ADHD Summer Tip 4: Set a Bedtime continued...

Bad bedtime habits are "more typical of kids with ADHD because their bodies are always active, and it's harder for them to settle down to go to sleep," Fleiss says. And no matter what time these kids go to sleep, they often get up at the crack of dawn, she adds.

A set bedtime is essential for kids with ADHD -- and this should not change simply because the days are longer in summer.

"Set a bedtime Monday through Friday, then be more flexible on weekends," Fleiss suggests, and encourage downtime for an hour before the desired bedtime. Read with your child, watch something relaxing on TV, or tell him or her a story to create a transition from an active phase to a sleep phase. And "give in once in awhile. If you go to Great Adventure for the day, you don't have to run home to get your kid in bed by 9:30 p.m."

ADHD Summer Tip 5: Don't Drop Academics

Making time for tutoring or other learning activities throughout the summer helps to maintain a routine, and provides academic continuity for maximum success in the fall, Teitelbaum says. "It is especially challenging for many kids with ADHD to get back into the flow when school starts, so a summer reading list or some kind of tutoring can make sure he or she [won't be] miserable getting started again."

"It's important to include some kind of academic activity throughout the summer -- even if that just means reading with your child for 20 minutes throughout the day," echoes Fleiss. "Close to 33% of kids with ADHD also have other learning disabilities, and it can be easier to fit tutoring in during the summer than after a full day of school."
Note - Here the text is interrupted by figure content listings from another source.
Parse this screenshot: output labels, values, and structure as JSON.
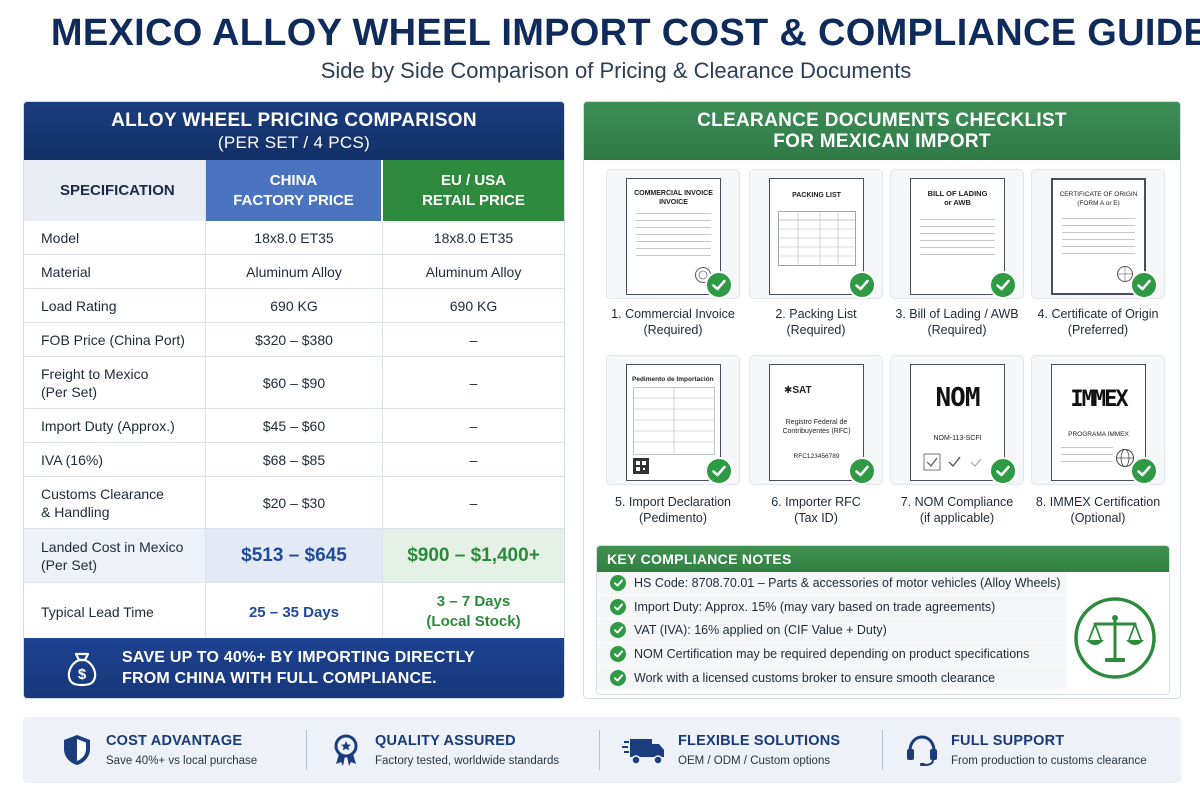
{
  "title": "MEXICO ALLOY WHEEL IMPORT COST & COMPLIANCE GUIDE",
  "subtitle": "Side by Side Comparison of Pricing & Clearance Documents",
  "pricing": {
    "header_line1": "ALLOY WHEEL PRICING COMPARISON",
    "header_line2": "(PER SET / 4 PCS)",
    "columns": {
      "spec": "SPECIFICATION",
      "china_line1": "CHINA",
      "china_line2": "FACTORY PRICE",
      "eu_line1": "EU / USA",
      "eu_line2": "RETAIL PRICE"
    },
    "rows": [
      {
        "spec": "Model",
        "china": "18x8.0 ET35",
        "eu": "18x8.0 ET35"
      },
      {
        "spec": "Material",
        "china": "Aluminum Alloy",
        "eu": "Aluminum Alloy"
      },
      {
        "spec": "Load Rating",
        "china": "690 KG",
        "eu": "690 KG"
      },
      {
        "spec": "FOB Price (China Port)",
        "china": "$320 – $380",
        "eu": "–"
      },
      {
        "spec": "Freight to Mexico (Per Set)",
        "china": "$60 – $90",
        "eu": "–"
      },
      {
        "spec": "Import Duty (Approx.)",
        "china": "$45 – $60",
        "eu": "–"
      },
      {
        "spec": "IVA (16%)",
        "china": "$68 – $85",
        "eu": "–"
      },
      {
        "spec": "Customs Clearance & Handling",
        "china": "$20 – $30",
        "eu": "–"
      }
    ],
    "landed": {
      "spec_line1": "Landed Cost in Mexico",
      "spec_line2": "(Per Set)",
      "china": "$513 – $645",
      "eu": "$900 – $1,400+"
    },
    "lead": {
      "spec": "Typical Lead Time",
      "china": "25 – 35 Days",
      "eu_line1": "3 – 7 Days",
      "eu_line2": "(Local Stock)"
    },
    "footer_line1": "SAVE UP TO 40%+ BY IMPORTING DIRECTLY",
    "footer_line2": "FROM CHINA WITH FULL COMPLIANCE."
  },
  "documents": {
    "header_line1": "CLEARANCE DOCUMENTS CHECKLIST",
    "header_line2": "FOR MEXICAN IMPORT",
    "items": [
      {
        "doc_title": "COMMERCIAL INVOICE\nINVOICE",
        "label1": "1. Commercial Invoice",
        "label2": "(Required)",
        "icon": "commercial-invoice-document-icon"
      },
      {
        "doc_title": "PACKING LIST",
        "label1": "2. Packing List",
        "label2": "(Required)",
        "icon": "packing-list-document-icon"
      },
      {
        "doc_title": "BILL OF LADING\nor AWB",
        "label1": "3. Bill of Lading / AWB",
        "label2": "(Required)",
        "icon": "bill-of-lading-document-icon"
      },
      {
        "doc_title": "CERTIFICATE OF ORIGIN\n(FORM A or E)",
        "label1": "4. Certificate of Origin",
        "label2": "(Preferred)",
        "icon": "certificate-of-origin-document-icon"
      },
      {
        "doc_title": "Pedimento de Importación",
        "label1": "5. Import Declaration",
        "label2": "(Pedimento)",
        "icon": "pedimento-document-icon"
      },
      {
        "doc_title": "SAT",
        "doc_body": "Registro Federal de Contribuyentes (RFC)",
        "doc_code": "RFC123456789",
        "label1": "6. Importer RFC",
        "label2": "(Tax ID)",
        "icon": "rfc-document-icon"
      },
      {
        "doc_title": "NOM",
        "doc_body": "NOM-113-SCFI",
        "label1": "7. NOM Compliance",
        "label2": "(if applicable)",
        "icon": "nom-document-icon"
      },
      {
        "doc_title": "IMMEX",
        "doc_body": "PROGRAMA IMMEX",
        "label1": "8. IMMEX Certification",
        "label2": "(Optional)",
        "icon": "immex-document-icon"
      }
    ]
  },
  "notes": {
    "header": "KEY COMPLIANCE NOTES",
    "items": [
      "HS Code: 8708.70.01 – Parts & accessories of motor vehicles (Alloy Wheels)",
      "Import Duty: Approx. 15% (may vary based on trade agreements)",
      "VAT (IVA): 16% applied on (CIF Value + Duty)",
      "NOM Certification may be required depending on product specifications",
      "Work with a licensed customs broker to ensure smooth clearance"
    ]
  },
  "features": [
    {
      "title": "COST ADVANTAGE",
      "desc": "Save 40%+ vs local purchase",
      "icon": "shield-icon"
    },
    {
      "title": "QUALITY ASSURED",
      "desc": "Factory tested, worldwide standards",
      "icon": "award-badge-icon"
    },
    {
      "title": "FLEXIBLE SOLUTIONS",
      "desc": "OEM / ODM / Custom options",
      "icon": "truck-icon"
    },
    {
      "title": "FULL SUPPORT",
      "desc": "From production to customs clearance",
      "icon": "headset-icon"
    }
  ],
  "colors": {
    "navy": "#1b3d7e",
    "green": "#2e8b3e",
    "blue": "#4a74c0"
  }
}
Young adds, "Summer is a good time for your child to read what he or she likes -- instead of books dictated by the school's curriculum. Go to the library or book store for a book that piques his or her interest."
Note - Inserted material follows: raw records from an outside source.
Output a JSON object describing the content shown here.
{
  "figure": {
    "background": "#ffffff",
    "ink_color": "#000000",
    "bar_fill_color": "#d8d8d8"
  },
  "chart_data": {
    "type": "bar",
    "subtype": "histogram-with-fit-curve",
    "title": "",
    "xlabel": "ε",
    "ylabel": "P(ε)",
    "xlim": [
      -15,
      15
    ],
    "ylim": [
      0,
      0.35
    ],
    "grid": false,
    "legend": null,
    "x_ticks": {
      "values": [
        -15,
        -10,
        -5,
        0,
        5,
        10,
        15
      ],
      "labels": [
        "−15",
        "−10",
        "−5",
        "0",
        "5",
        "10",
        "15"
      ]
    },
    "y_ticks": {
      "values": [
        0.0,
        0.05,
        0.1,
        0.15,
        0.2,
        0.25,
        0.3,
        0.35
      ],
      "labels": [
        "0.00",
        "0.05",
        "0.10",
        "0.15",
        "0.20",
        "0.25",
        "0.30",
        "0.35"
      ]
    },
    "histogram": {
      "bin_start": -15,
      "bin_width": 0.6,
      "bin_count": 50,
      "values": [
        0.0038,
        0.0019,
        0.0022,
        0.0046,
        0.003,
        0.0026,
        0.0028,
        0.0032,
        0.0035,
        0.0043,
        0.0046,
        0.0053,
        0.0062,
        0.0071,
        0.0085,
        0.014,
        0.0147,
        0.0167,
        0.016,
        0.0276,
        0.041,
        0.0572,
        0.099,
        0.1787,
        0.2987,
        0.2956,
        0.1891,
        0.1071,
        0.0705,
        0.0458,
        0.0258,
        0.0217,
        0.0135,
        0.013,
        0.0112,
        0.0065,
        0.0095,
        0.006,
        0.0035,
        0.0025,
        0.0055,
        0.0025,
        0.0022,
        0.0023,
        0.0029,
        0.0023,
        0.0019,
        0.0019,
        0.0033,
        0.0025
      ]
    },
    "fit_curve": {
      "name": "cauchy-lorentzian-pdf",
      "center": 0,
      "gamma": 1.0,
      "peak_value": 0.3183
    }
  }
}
While learning activities are important during the summer, kicking it up a notch just before school begins can make a huge difference in your child's academic performance, says Grcevich. "First impressions among teachers have a large bearing on how the school year will progress," he says. In the two weeks before school starts, "I would definitely recommend reinstituting bedtimes and wake-up times necessary during the school year. Kids will also benefit from engaging in the cognitive tasks required of them during the school year, such as reading and practicing math."

Following these tips for kids with ADHD -- structured activities, day camps, inspired lists, set bedtimes, and ongoing academics -- can alter your attitude toward June, July, and August, says Robertson.

"If you organize your days, then by the end of the summer, you will not be jumping up and down for joy when he or she goes back to school," she says.